Using nearly 8,000 samples of 51 tissue and cell types, Horvath tracked the relationship between age and methylation levels from gestation through 101 years of age. To create his clock, Horvath focused on over 350 genetic markers that vary with age and are found throughout the body.
The UCLA scientist tested the clock’s efficacy by contrasting various tissues’ biological age to their chronological age. When his method was shown to be accurate, Horvath said was ecstatic—and a little astonished.
“It’s surprising that one could develop a clock that reliably keeps time across the human anatomy,” he admitted. “My approach really compared apples and oranges, or in this case, very different parts of the body: the brain, heart, lungs, liver, kidney and cartilage.”
Using the new clock as a guide, most of the cell and tissue samples’ biological ages matched their chronological ages. However, a few diverged significantly – most notably women’s breast tissue was found to age faster than the rest of the body.
“Healthy breast tissue is about two to three years older than the rest of a woman’s body,” Horvath said. “If a woman has breast cancer, the healthy tissue next to the tumor is an average of 12 years older than the rest of her body.”
The geneticist speculated that his results could explain why breast cancer is the most common form of the disease in women. Horvath’s clock found that cancerous tissues are 36 years older, on average, than healthy tissue. The results could also explain why age is a key risk factor for many cancers in both genders.

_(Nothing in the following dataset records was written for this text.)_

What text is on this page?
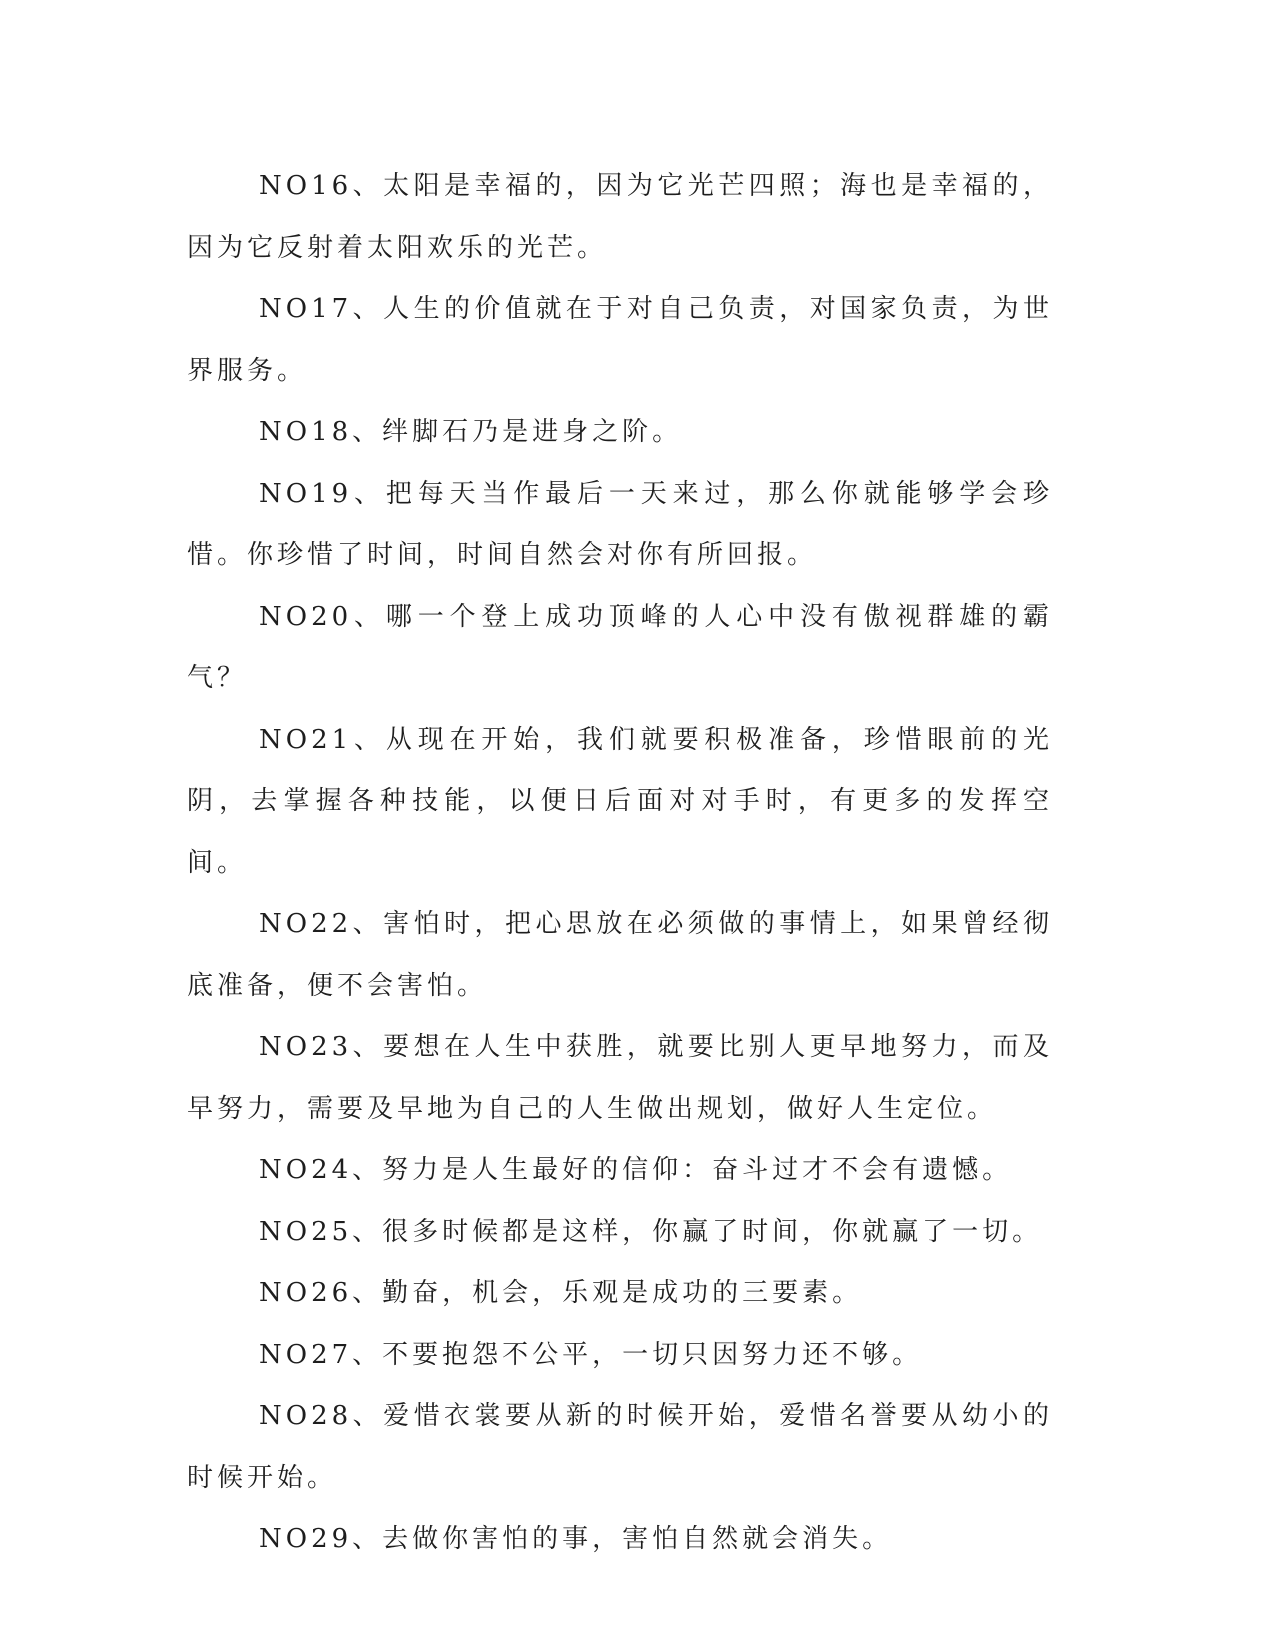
NO16、太阳是幸福的，因为它光芒四照；海也是幸福的，因为它反射着太阳欢乐的光芒。

NO17、人生的价值就在于对自己负责，对国家负责，为世界服务。

NO18、绊脚石乃是进身之阶。

NO19、把每天当作最后一天来过，那么你就能够学会珍惜。你珍惜了时间，时间自然会对你有所回报。

NO20、哪一个登上成功顶峰的人心中没有傲视群雄的霸气？

NO21、从现在开始，我们就要积极准备，珍惜眼前的光阴，去掌握各种技能，以便日后面对对手时，有更多的发挥空间。

NO22、害怕时，把心思放在必须做的事情上，如果曾经彻底准备，便不会害怕。

NO23、要想在人生中获胜，就要比别人更早地努力，而及早努力，需要及早地为自己的人生做出规划，做好人生定位。

NO24、努力是人生最好的信仰：奋斗过才不会有遗憾。

NO25、很多时候都是这样，你赢了时间，你就赢了一切。

NO26、勤奋，机会，乐观是成功的三要素。

NO27、不要抱怨不公平，一切只因努力还不够。

NO28、爱惜衣裳要从新的时候开始，爱惜名誉要从幼小的时候开始。

NO29、去做你害怕的事，害怕自然就会消失。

In the study, Horvath also looked at the relative age of pluripotent stem cells, mature cells that have been reprogrammed to an embryonic stem cell-like state that can transition into any type of cell in the body and continue dividing ad infinitum.
“My research shows that all stem cells are newborns,” he said. “More importantly, the process of transforming a person’s cells into pluripotent stem cells resets the cells’ clock to zero.”
“The big question is whether the biological clock controls a process that leads to aging,” Horvath added. “If so, the clock will become an important biomarker for studying new therapeutic approaches to keeping us young.”
The UCLA researcher’s new method also indicated that the rate of human aging isn’t constant.
“The clock’s ticking rate isn’t constant,” he explained. “It ticks much faster when we’re born and growing from children into teenagers, then slows to a constant rate when we reach 20.”